The program.md file is the part I find most interesting to steal. It’s not a config file or a prompt — it’s a living brief that the human iterates on between experiments. It carries the hypothesis backlog (ideas not yet tried), the list of what’s been ruled out, the constraints the agent should respect. Karpathy describes it as the “research org code”: the thing you’re actually building when you run this loop isn’t a better model, it’s a better understanding of the problem expressed as text. The model weights are a side effect.

That framing transfers. In any domain where you’re running experiments, the most durable output isn’t the winning configuration — it’s the brief that got refined through trying and failing and noting what failed and why. The winning prompt today will drift. The brief that describes why certain approaches don’t work on this particular classification problem, for this particular data distribution, in this particular regulatory context, is still useful when the underlying model changes.

I built a small skill called peira — Greek for trial or experiment — that tries to capture this discipline as a reusable workflow. The machinery is lighter than autoresearch: a brief file, a log file, a hard budget set before starting, a locked metric that doesn’t change mid-campaign. But the loop is the same. Propose one change. Run it. Measure. Keep or discard. Note what you learned. Repeat until budget is exhausted.

The insight from Karpathy’s project isn’t that you can do AI research without a human in the loop. It’s that rigorous iteration requires structure that most people don’t impose on themselves, and that structure can be written down and reused. The H100 just makes the feedback loop fast enough to see results before breakfast.

Without the GPU, you just set your alarm for later.

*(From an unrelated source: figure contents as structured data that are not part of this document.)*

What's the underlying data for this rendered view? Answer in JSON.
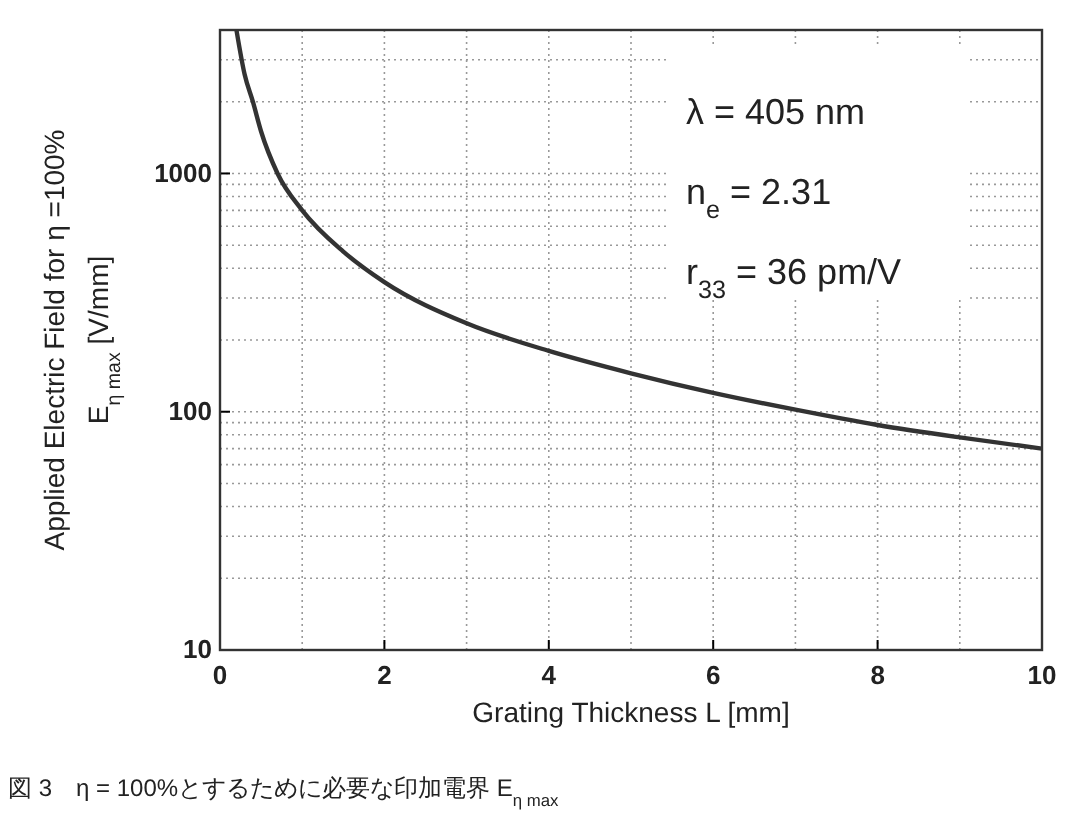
{
  "chart_data": {
    "type": "line",
    "x": [
      0.2,
      0.3,
      0.4,
      0.5,
      0.7,
      1,
      1.5,
      2,
      3,
      4,
      5,
      6,
      7,
      8,
      9,
      10
    ],
    "series": [
      {
        "color": "#333333",
        "values": [
          4000,
          2600,
          2000,
          1500,
          1000,
          700,
          470,
          350,
          235,
          180,
          145,
          120,
          102,
          88,
          78,
          70
        ]
      }
    ],
    "xlim": [
      0,
      10
    ],
    "xticks": [
      0,
      2,
      4,
      6,
      8,
      10
    ],
    "ylim": [
      10,
      4000
    ],
    "yticks": [
      10,
      100,
      1000
    ],
    "log": true,
    "grid": true,
    "xlabel": "Grating Thickness L [mm]",
    "ylabel": "Applied Electric Field for η =100%\nE$_{η max}$ [V/mm]",
    "annotations": [
      "λ = 405 nm",
      "n$_{e}$ = 2.31",
      "r$_{33}$ = 36 pm/V",
      "図 3　η = 100%とするために必要な印加電界 E$_{η max}$"
    ],
    "marker": "none",
    "line_style": "solid"
  }
}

P.S. The first thing I did after building peira was use it to design an experiment for testing whether a change to my own workflow actually worked. Before running a single experiment, I searched my chat history to establish a proper baseline — and found that the baseline I’d assumed was wrong. The failure mode I was testing for only appeared in a specific edge case, not generally. The experiment loop corrected the experiment’s own design before the campaign started. I’m not sure Karpathy planned for that use case, but it’s the most recursive thing I’ve built in a while.